Tonight was really shaping up to be a downer. I have been getting really tired around the late afternoon lately. I feel queasy, tired, dehydrated... More or less, I have taken on too much trying to research for this seminar and work full time. My mind is elsewhere at work, my social life is non-existent (except at football games when I let out a little too much pent up energy) and recently the stress has started to actually make me sick. Tonight after work I again felt horrible. I took a few hours off in the afternoon to dig through the archives at the Bancroft for my research - and usually that makes me feel a lot better. But even though I was completely engrossed in my research, I still wanted to puke. And let me tell you, the Bancroft staff would not have enjoyed that since you are only allowed to enter with a notebook and pencil. After eating and re-hydrating myself I sat moping in my room until I finally got sick of my bad mood and decided to try going for a run. This past weekend I cut up an old sneaker so that I can use it without putting any pressure on my toe, and since my toe has been feeling really good lately I decided to give it a shot. Obviously, I needed to relieve some stress.

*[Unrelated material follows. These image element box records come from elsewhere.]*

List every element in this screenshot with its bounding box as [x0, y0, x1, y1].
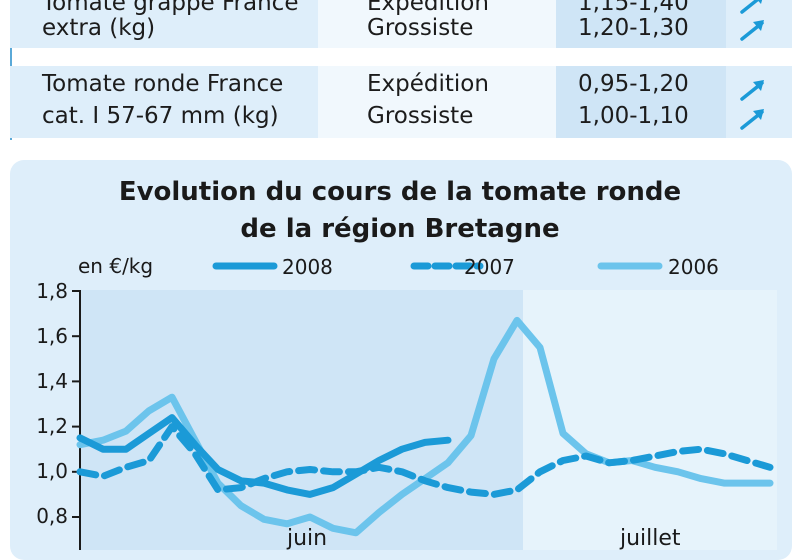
stage-label: Grossiste [367, 103, 474, 129]
up-arrow-icon [740, 109, 764, 130]
legend-label-2006: 2006 [668, 255, 719, 279]
chart-title: Evolution du cours de la tomate ronde [118, 177, 682, 207]
legend-swatch-2007 [410, 262, 484, 270]
legend-label-2008: 2008 [282, 255, 333, 279]
y-tick-label: 1,6 [36, 324, 68, 348]
y-tick-label: 0,8 [36, 504, 68, 528]
y-tick-label: 1,8 [36, 279, 68, 303]
series-line-2008 [76, 414, 452, 498]
product-name: Tomate ronde France [42, 71, 284, 97]
stage-label: Grossiste [367, 15, 474, 41]
product-name: Tomate grappe France [42, 0, 299, 16]
price-range: 1,20-1,30 [578, 15, 689, 41]
product-name-detail: extra (kg) [42, 15, 156, 41]
table-row [10, 66, 792, 138]
up-arrow-icon [740, 80, 764, 101]
up-arrow-icon [740, 0, 763, 14]
price-table: Tomate grappe France extra (kg) Expéditi… [0, 0, 800, 140]
june-background [80, 290, 523, 550]
product-name-detail: cat. I 57-67 mm (kg) [42, 103, 279, 129]
july-background [523, 290, 777, 550]
price-range: 1,00-1,10 [578, 103, 689, 129]
chart-subtitle: de la région Bretagne [240, 214, 560, 244]
price-range: 1,15-1,40 [578, 0, 689, 16]
unit-label: en €/kg [78, 254, 154, 278]
price-range: 0,95-1,20 [578, 71, 689, 97]
stage-label: Expédition [367, 0, 489, 16]
legend-swatch-2006 [597, 262, 663, 270]
stage-label: Expédition [367, 71, 489, 97]
y-tick-label: 1,2 [36, 414, 68, 438]
y-tick-label: 1,0 [36, 459, 68, 483]
up-arrow-icon [740, 20, 764, 41]
y-tick-label: 1,4 [36, 369, 68, 393]
series-line-2007 [76, 423, 774, 498]
legend-label-2007: 2007 [464, 255, 515, 279]
legend-swatch-2008 [212, 262, 278, 270]
month-label-june: juin [287, 526, 328, 551]
month-label-july: juillet [620, 526, 681, 551]
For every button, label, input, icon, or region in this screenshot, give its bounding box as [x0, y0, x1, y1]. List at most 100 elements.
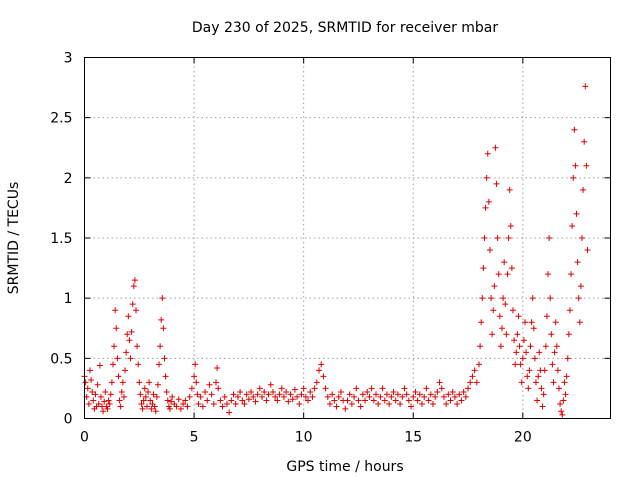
data-point	[278, 385, 285, 392]
data-point	[113, 325, 120, 332]
data-point	[549, 361, 556, 368]
data-point	[82, 379, 89, 386]
data-point	[479, 295, 486, 302]
data-point	[272, 393, 279, 400]
data-point	[551, 349, 558, 356]
data-point	[532, 379, 539, 386]
data-point	[516, 343, 523, 350]
data-point	[106, 401, 113, 408]
data-point	[146, 379, 153, 386]
data-point	[140, 397, 147, 404]
data-point	[107, 391, 114, 398]
data-point	[381, 397, 388, 404]
data-point	[503, 331, 510, 338]
data-point	[408, 403, 415, 410]
data-point	[307, 389, 314, 396]
data-point	[124, 331, 131, 338]
data-point	[481, 235, 488, 241]
data-point	[248, 389, 255, 396]
data-point	[522, 319, 529, 326]
data-point	[168, 398, 175, 405]
data-point	[531, 355, 538, 362]
data-point	[298, 391, 305, 398]
data-point	[480, 265, 487, 272]
data-point	[96, 362, 103, 369]
data-point	[329, 391, 336, 398]
x-tick-label: 0	[80, 430, 89, 446]
data-point	[355, 397, 362, 404]
data-point	[536, 349, 543, 356]
data-point	[118, 389, 125, 396]
data-point	[129, 301, 136, 308]
data-point	[560, 397, 567, 404]
data-point	[160, 325, 167, 332]
data-point	[138, 401, 145, 408]
chart-title: Day 230 of 2025, SRMTID for receiver mba…	[192, 20, 499, 36]
data-point	[489, 331, 496, 338]
data-point	[287, 391, 294, 398]
data-point	[561, 379, 568, 386]
data-point	[234, 393, 241, 400]
data-point	[256, 385, 263, 392]
data-point	[210, 401, 217, 408]
data-point	[552, 319, 559, 326]
data-point	[206, 381, 213, 388]
data-point	[583, 162, 590, 169]
data-point	[495, 271, 502, 278]
data-point	[574, 259, 581, 266]
data-point	[145, 389, 152, 396]
data-point	[123, 349, 130, 356]
data-point	[535, 373, 542, 380]
data-point	[232, 401, 239, 408]
y-tick-label: 1	[64, 291, 73, 307]
data-point	[289, 396, 296, 403]
data-point	[540, 391, 547, 398]
data-point	[219, 403, 226, 410]
data-point	[92, 391, 99, 398]
data-point	[283, 389, 290, 396]
data-point	[558, 408, 565, 415]
data-point	[269, 389, 276, 396]
data-point	[383, 391, 390, 398]
data-point	[230, 391, 237, 398]
data-point	[508, 265, 515, 272]
data-point	[454, 401, 461, 408]
data-point	[445, 391, 452, 398]
data-point	[421, 393, 428, 400]
data-point	[488, 295, 495, 302]
data-points	[81, 83, 591, 418]
data-point	[465, 385, 472, 392]
data-point	[322, 385, 329, 392]
data-point	[202, 389, 209, 396]
data-point	[164, 397, 171, 404]
plot-frame	[84, 57, 611, 419]
data-point	[451, 393, 458, 400]
data-point	[379, 385, 386, 392]
x-tick-label: 5	[190, 430, 199, 446]
data-point	[534, 397, 541, 404]
data-point	[576, 319, 583, 326]
data-point	[467, 379, 474, 386]
y-tick-label: 2	[64, 171, 73, 187]
data-point	[324, 393, 331, 400]
data-point	[194, 391, 201, 398]
data-point	[316, 367, 323, 374]
data-point	[97, 393, 104, 400]
data-point	[419, 401, 426, 408]
data-point	[318, 361, 325, 368]
x-tick-label: 10	[295, 430, 313, 446]
data-point	[228, 397, 235, 404]
data-point	[523, 349, 530, 356]
data-point	[515, 313, 522, 320]
data-point	[133, 307, 140, 314]
data-point	[562, 391, 569, 398]
data-point	[109, 361, 116, 368]
data-point	[405, 397, 412, 404]
data-point	[492, 144, 499, 151]
data-point	[557, 401, 564, 408]
data-point	[163, 389, 170, 396]
data-point	[111, 343, 118, 350]
data-point	[559, 411, 566, 418]
data-point	[506, 186, 513, 193]
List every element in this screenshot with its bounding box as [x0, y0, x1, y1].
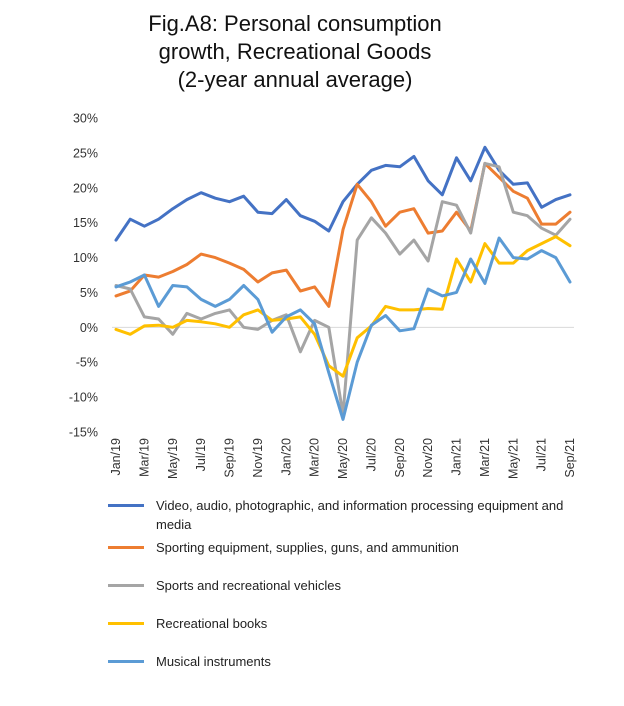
y-tick-label: -15% [69, 426, 98, 440]
series-line-2 [114, 161, 572, 308]
legend-swatch [108, 622, 144, 625]
x-tick-label: Jan/20 [279, 438, 293, 476]
y-tick-label: 0% [80, 321, 98, 335]
legend-item: Sporting equipment, supplies, guns, and … [108, 538, 576, 557]
x-tick-label: May/19 [166, 438, 180, 479]
legend-swatch [108, 546, 144, 549]
legend-label: Musical instruments [156, 654, 271, 669]
chart-title-line-2: growth, Recreational Goods [158, 39, 432, 64]
legend-label: Video, audio, photographic, and informat… [156, 498, 564, 532]
legend-item: Sports and recreational vehicles [108, 576, 576, 595]
x-tick-label: Nov/20 [421, 438, 435, 478]
legend-swatch [108, 504, 144, 507]
x-tick-label: Mar/20 [308, 438, 322, 477]
y-tick-label: 10% [73, 251, 98, 265]
x-tick-label: Jan/19 [109, 438, 123, 476]
legend-label: Recreational books [156, 616, 268, 631]
series-line-4 [114, 235, 572, 378]
chart-title: Fig.A8: Personal consumption growth, Rec… [0, 10, 590, 94]
legend-item: Video, audio, photographic, and informat… [108, 496, 576, 534]
y-tick-label: -10% [69, 391, 98, 405]
x-tick-label: Nov/19 [251, 438, 265, 478]
x-tick-label: Jul/20 [364, 438, 378, 471]
x-tick-label: May/20 [336, 438, 350, 479]
legend-label: Sporting equipment, supplies, guns, and … [156, 540, 459, 555]
x-tick-label: Sep/20 [393, 438, 407, 478]
y-tick-label: 25% [73, 146, 98, 160]
x-tick-label: Mar/21 [478, 438, 492, 477]
legend-label: Sports and recreational vehicles [156, 578, 341, 593]
y-tick-label: -5% [76, 356, 98, 370]
y-tick-label: 20% [73, 181, 98, 195]
x-tick-label: Jul/21 [535, 438, 549, 471]
x-tick-label: Jan/21 [450, 438, 464, 476]
legend-item: Recreational books [108, 614, 576, 633]
y-tick-label: 30% [73, 112, 98, 126]
chart-title-line-3: (2-year annual average) [177, 67, 413, 92]
x-tick-label: Sep/19 [223, 438, 237, 478]
x-tick-label: May/21 [506, 438, 520, 479]
series-line-1 [114, 145, 572, 242]
x-tick-label: Mar/19 [137, 438, 151, 477]
legend-swatch [108, 584, 144, 587]
chart-title-line-1: Fig.A8: Personal consumption [148, 11, 442, 36]
x-tick-label: Jul/19 [194, 438, 208, 471]
y-tick-label: 15% [73, 216, 98, 230]
y-tick-label: 5% [80, 286, 98, 300]
series-line-5 [114, 236, 572, 421]
x-tick-label: Sep/21 [563, 438, 577, 478]
legend-swatch [108, 660, 144, 663]
legend-item: Musical instruments [108, 652, 576, 671]
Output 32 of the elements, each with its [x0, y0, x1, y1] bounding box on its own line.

I will start with the disclaimer that I did not make it very far - but it was an unbelievable rush. If my toe was in any pain, I was oblivious to it. I have missed this adrenaline. If running gave me such a rush, then I can't wait to get back on my bike. So I ran a little less than a mile, but my whole mindset has changed - and this evening is all of a sudden shaping up nicely. I think I will listen to Justin Timberlake's "My Love" a few more times and then call it a night study-wise. Then off to watch Grey's and I can go to sleep content...and slightly less stressed out.